Her birimiz doğuştan sinemacı ve sanatçı olduğumuzdan birilerinin işlerini ve yaptıklarını eleştirirken oldukça rahatız. Yönetmen ünvanına sahip kişi görsel sanatlar ve medyanın her alanında farklı evrilir. Benim bahsetmek istediğim yönetmen reklam,dizi ya da TV yönetmeni değil, sinema yönetmeni…
En başta sinemada yönetmen kimdir sorusu karşımıza çıkıyor. Öyle bir bakınca oldukça basit ve dümdüz bir soru, fakat bu sorunun çok basit ve olması gerektiğini anlatan bir cevabı var, binlerce “bence” ile başlayan yanıtlar üretmeye çalışmanın hiç gereği yok. Yönetmen hikaye anlatıcısıdır. Doktor kimdir? dendiğinde “bence” doktor hastalarıyla harika iletişim kuran, hastalarına zaman ayıran, süper bir insandır demeyiz di mi? Bu iyi bir doktorun tanımıdır belki, ama doktor’un tanımı değil.
Yönetmen için de derin kelimelerin altında yatan, hileli ve süslü cümlelerle kendinizi yormayın, yönetmen bir hikaye anlatıcısıdır ve hikayelerini anlatmak için sinemanın dilini kullanır.

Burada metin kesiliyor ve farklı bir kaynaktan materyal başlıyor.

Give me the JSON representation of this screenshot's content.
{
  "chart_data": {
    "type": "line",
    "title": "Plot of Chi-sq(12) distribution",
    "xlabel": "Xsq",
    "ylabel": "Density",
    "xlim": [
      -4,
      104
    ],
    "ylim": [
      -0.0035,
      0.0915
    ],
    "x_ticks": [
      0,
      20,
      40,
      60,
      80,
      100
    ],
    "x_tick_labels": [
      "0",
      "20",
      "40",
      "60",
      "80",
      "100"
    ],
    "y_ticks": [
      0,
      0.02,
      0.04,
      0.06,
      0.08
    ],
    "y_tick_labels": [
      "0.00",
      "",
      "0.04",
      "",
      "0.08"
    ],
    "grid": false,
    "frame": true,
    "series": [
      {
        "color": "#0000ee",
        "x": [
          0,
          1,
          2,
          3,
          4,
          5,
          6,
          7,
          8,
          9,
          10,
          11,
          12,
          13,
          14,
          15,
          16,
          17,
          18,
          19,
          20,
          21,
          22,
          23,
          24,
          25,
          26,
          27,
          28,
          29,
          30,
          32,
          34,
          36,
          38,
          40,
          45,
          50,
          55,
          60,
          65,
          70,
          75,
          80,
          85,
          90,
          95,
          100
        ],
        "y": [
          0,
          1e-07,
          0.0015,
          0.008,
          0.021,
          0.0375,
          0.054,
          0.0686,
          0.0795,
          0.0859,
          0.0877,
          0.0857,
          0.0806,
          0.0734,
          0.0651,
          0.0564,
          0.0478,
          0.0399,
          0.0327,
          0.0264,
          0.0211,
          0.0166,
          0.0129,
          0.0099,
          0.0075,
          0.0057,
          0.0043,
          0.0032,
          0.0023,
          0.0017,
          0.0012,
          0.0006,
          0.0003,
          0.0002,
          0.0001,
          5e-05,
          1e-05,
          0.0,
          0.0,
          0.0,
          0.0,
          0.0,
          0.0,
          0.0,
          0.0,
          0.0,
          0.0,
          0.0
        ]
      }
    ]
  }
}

Peki bir yönetmeni ve ortaya çıkardığı filmleri eleştirmek için temel olarak nasıl bir altyapıya sahip olmalıyız? Gözlerimiz var ve görebiliyoruz diye ortaya çıkan her görsel işi eleştirebilecek kadar nasıl densiz olabiliyoruz? Bir yönetmeni yargılamak için, yaptıklarını eleştirmek için yönetmen kadar donanımlı olmak zorunda değilsiniz, onun kadar bilgili ya da tecrübeli de olmak zorunda değilsiniz…
Sinemanın dilinden yeterince anlasanız kafi, bu dili konuşmak bile zorunda değilsiniz, ama çıkıp da aslında anlamadığınız, ama sırf görebildiğiniz için anladığınızı düşündüğünüz şeyleri eleştirmeden önce bir düşünün. Hoş biri çıkıp doktorun birinin attığı dikişten, yaptığı ameliyata kadar onu eleştirebiliyorken, her gün yapılan görme ve duymanın sanata dönüştürülmesinin ardından çenesini tutamayanlara laf yetiştirmek de benim yaptığım bir saçmalık.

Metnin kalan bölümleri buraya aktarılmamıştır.